BLANTERWISDOM101

Beda Slilit Sang Santri

Tuesday, January 7, 2020
beda slilit sang santri

Suatu cerita ada dua orang santri, Slumun dan Umang sedang berdebat tentang kisah yang baru saja diceritakan oleh Kyai Badrun tentang Slilit Sang Kyai. Mereka berdua saling beradu pendapat di pinggiran masjid usai sholat maghrib.

"Mang, kamu tadi denger ndak cerita dari Yai Badrun? cerita Slilit Sang Kyai yang disiksa di kubur gara-gara ngambil cuilan kayu dari sesek (tembok dari anyaman bambu) punya orang gak bilang-bilang" ujar Slumun.

"Iya, aku denger. Ceritanya santrinya mimpi didatengin kyainya buat mintain izin ke si pemilik rumah biar siksanya di kubur cepet selesai trus masuk surga. Emangnya kenapa?" jawab Umang.

"Ngeri ya, cuman gara-gara ngambil kayu kecil buat bersihin slilit aja bisa gitu." kata Slumun sambil menggelengkan kepala.

"Iya, padahal kyai kan pasti ahli ibadah, ahli ilmu, ahli dzikir, lah apalagi kita?" sahut Umang.

Slumun menengok ke langit sambil membayangkan sesuatu, "Oiya, gimana kalo kejadian kayak gitu dialami santri kayak kita, kan sering tuh kalo kita makan trus ada slilit yang nempel, rasanya kan gaenak" pikir Slumun.

"Gatau lagi dah, mesti kita digebukin trus disiksa ama malaikat lebih parah kalo kaya gitu Mun, lha orang alim aja ampe babak belur kesakitan kaya gitu" jawab Umang.

"Kalo dipikir-pikir, menurutku sama aja" jawab Slumun dengan tenang.

"Jangan gitu Mun, jelas-jelas kan ilmu kita jauh beda sama kyai yang udah belajar bertahun-tahun masalah ilmu agama. Pasti udah tahu dan ngerti seluk beluk ilmu Al Qur'an, Hadits, dan ilmu agama lainnya. Cuman mungkin gara-gara kyai itu lupa bilang ke pemiliknya trus ndak bilang sampe beliau wafat. Coba kalo bilang, pasti yang punya rumah akan ridho sebab yang ambil itu kyai yang pasti orang yang terhormat di sisi manusia maupun di sisi Allah." jelas Umang.

"Ndak, sama aja" tegas Slumun sekali lagi tentang pendapatnya.

"Hih, kamu kok ngeyel sih Mun. Kita itu cuman santri, murid dari kyai. Sebagai santri kita harus nurut kepada kyai, sebab ilmu kita yang cuma dikit dibandingkan dengan kyai.

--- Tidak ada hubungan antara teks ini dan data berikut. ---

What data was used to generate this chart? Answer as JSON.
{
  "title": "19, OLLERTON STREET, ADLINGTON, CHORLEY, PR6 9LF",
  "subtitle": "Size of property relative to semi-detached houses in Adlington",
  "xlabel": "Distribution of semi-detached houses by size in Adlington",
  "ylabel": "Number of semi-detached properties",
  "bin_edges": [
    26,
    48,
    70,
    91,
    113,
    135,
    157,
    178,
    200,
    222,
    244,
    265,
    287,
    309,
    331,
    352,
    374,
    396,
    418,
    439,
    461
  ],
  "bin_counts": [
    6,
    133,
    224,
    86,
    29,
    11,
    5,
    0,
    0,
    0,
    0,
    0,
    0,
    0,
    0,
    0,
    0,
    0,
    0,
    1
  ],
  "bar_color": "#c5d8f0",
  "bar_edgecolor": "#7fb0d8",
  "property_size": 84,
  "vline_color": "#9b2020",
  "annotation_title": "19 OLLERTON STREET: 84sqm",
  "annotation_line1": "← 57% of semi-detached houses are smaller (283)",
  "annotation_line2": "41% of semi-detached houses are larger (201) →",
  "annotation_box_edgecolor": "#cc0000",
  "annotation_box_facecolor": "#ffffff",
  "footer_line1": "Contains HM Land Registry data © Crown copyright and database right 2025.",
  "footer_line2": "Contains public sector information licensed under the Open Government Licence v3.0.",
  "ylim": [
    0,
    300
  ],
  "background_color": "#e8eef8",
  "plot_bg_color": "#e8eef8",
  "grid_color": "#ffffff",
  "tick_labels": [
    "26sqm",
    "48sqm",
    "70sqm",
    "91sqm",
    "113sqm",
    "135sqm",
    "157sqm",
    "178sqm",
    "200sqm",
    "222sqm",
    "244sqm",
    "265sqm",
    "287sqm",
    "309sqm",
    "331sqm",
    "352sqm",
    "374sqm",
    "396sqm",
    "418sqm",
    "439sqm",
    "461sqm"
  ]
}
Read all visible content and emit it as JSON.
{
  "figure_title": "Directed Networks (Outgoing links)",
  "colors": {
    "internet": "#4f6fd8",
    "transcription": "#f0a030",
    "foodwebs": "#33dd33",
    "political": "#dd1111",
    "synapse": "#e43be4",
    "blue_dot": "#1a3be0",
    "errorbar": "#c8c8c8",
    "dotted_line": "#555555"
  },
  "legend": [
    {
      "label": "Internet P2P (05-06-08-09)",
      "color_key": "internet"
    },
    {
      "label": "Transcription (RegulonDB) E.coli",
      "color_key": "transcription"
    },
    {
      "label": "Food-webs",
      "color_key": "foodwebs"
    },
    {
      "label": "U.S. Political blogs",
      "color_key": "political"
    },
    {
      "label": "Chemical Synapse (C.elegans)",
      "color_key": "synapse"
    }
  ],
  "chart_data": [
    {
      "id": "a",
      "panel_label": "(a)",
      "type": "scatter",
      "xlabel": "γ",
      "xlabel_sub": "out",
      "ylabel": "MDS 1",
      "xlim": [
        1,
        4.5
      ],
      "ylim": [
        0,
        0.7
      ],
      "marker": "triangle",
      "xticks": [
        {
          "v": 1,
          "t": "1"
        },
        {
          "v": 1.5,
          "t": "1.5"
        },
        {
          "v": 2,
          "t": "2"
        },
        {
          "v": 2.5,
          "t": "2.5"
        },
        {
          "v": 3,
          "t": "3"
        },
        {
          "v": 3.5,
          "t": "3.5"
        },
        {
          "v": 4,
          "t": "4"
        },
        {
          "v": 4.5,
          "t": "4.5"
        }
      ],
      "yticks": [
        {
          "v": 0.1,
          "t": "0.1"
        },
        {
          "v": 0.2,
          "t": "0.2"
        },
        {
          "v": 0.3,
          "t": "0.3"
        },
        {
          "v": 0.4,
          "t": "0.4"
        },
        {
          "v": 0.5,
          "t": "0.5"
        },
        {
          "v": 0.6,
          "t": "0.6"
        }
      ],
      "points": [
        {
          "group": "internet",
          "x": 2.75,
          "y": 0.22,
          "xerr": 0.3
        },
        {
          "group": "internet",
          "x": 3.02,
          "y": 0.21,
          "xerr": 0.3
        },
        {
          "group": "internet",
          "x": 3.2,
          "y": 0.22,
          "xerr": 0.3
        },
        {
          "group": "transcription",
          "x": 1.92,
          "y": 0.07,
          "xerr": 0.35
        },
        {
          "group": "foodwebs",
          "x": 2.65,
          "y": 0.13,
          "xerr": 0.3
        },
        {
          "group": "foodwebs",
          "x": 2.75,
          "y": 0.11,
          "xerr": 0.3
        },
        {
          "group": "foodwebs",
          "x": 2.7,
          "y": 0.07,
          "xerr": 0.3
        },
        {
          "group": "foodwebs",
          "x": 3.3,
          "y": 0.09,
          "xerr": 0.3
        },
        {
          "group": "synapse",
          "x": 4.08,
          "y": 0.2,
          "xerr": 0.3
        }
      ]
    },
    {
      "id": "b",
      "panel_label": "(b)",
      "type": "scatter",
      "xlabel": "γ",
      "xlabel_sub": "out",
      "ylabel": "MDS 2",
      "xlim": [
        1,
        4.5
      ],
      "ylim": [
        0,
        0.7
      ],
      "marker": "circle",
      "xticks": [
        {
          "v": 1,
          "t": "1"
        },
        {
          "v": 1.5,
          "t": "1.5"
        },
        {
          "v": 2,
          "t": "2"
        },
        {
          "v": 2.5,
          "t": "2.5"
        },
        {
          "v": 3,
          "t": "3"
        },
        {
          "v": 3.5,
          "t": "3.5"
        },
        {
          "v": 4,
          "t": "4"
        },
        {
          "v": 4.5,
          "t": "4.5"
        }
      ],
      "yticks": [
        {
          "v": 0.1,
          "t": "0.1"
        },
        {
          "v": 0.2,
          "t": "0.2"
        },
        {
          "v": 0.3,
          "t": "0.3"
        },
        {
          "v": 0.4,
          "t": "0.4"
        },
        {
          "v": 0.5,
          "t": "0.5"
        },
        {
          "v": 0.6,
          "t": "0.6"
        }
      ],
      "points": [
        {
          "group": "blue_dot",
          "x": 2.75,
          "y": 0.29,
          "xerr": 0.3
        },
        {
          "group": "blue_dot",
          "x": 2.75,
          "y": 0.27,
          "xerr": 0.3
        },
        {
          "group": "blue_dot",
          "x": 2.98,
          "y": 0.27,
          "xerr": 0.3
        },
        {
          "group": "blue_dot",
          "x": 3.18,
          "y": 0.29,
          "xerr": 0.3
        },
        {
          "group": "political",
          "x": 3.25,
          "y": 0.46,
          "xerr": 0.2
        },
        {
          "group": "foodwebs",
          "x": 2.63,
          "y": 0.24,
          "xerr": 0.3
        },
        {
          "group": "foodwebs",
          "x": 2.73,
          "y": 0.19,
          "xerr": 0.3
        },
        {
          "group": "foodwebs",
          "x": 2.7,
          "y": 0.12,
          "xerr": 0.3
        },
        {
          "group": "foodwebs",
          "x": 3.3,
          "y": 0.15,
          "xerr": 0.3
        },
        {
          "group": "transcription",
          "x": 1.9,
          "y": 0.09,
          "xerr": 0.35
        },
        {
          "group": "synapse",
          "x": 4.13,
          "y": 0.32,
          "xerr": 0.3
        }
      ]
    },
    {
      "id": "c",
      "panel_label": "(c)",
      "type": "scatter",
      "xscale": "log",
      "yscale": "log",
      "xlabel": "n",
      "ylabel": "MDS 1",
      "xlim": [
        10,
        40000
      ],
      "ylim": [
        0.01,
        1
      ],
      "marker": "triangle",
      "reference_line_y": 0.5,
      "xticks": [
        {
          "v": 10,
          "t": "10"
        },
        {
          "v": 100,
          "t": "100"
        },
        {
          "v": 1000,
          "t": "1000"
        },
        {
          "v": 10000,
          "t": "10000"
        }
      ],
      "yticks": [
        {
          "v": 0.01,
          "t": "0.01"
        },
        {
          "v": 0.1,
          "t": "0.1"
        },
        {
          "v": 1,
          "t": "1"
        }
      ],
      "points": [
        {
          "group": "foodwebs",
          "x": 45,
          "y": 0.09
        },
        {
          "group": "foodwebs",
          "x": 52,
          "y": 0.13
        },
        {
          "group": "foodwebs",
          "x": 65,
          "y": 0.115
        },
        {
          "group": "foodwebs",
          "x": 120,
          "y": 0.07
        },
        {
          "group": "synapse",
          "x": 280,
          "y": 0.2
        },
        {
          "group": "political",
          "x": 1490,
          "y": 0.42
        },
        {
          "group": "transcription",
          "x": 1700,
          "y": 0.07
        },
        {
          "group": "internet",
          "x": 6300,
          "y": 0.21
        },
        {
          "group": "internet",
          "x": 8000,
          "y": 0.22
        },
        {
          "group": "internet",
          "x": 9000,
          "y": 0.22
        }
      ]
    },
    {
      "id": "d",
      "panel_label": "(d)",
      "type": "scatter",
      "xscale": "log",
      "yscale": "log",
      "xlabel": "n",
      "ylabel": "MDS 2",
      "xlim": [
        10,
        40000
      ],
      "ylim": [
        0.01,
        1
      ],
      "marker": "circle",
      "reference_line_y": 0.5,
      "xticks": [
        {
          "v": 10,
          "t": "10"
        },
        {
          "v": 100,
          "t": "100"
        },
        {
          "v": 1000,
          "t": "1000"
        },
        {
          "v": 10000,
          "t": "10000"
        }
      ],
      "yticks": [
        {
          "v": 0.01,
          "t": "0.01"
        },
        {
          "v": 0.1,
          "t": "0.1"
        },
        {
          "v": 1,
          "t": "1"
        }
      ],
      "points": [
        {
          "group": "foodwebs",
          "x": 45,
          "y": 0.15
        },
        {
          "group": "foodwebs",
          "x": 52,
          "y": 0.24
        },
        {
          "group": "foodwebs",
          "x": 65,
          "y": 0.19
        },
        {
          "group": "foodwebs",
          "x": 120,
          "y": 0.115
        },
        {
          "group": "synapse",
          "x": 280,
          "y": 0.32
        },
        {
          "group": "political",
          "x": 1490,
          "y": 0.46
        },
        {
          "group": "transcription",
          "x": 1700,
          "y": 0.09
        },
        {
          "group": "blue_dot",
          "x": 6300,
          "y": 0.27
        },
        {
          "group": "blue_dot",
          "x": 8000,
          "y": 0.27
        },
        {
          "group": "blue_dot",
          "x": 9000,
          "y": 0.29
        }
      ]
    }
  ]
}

Malah kita yang dapet ilmu dan belajar dari kyai biar ilmu yang kita dapet nanti manfaat." ujar Umang mencoba menegur Slumun yang ngeyel.

"Pokoknya menurutku tetep sama aja!" ucap Slumun sambil sedikit marah.

"Ealah, terserah Mun. Dibilangin kok ngeyel sih. Jangan macem-macem ama kyai, nanti kualat lho. Kalo nanti kenapa-napa sama kamu itu pasti gara-gara kamu mikir yang tidak-tidak sama kyai." Umang kesal menjelaskan jika kyai dan santri itu berbeda ilmunya.

Slumun diam tidak menjawab. Akhirnya Umang mencoba untuk menenangkan dirinya dan mencoba untuk bersabar. Kemudian Ia berusaha bertanya kepada Slumun.

"Emang kalo kyai dan santri itu sama, paling nggak jelasin kenapa kok kamu nganggep gitu!" ucap Umang sambil sedikit menahan kesabaran dan penasaran terhadap jawaban temannya.

"Gini deh, kalo slilit sang kyai itu kan tokoh utamanya kyai yang jelas punya ilmu yang luas. Pasti lebih sedikit dosanya daripada kita-kita yang kebanyakan maksiat." jelas Slumun pelan-pelan menenangkan Umang yang terlanjur emosi.

"Iya, aku setuju soal itu. Trus kalo slilit sang santri?" tanya Umang tidak sabar.

"Kan sama aja, kyai itu kan juga santri." jawab Slumun.

"Maksudnya?" tanya Umang keheranan.

"Iya kan, misalkan kalo aku jadi kyainya kyai itu kan berarti kyai itu santriku. Jadi 'Slilit Sang Kyai' bisa aku ganti 'Slilit Sang Santri'." jelas Slumun.

Umang semakin kesal mendengar jawaban Slumun.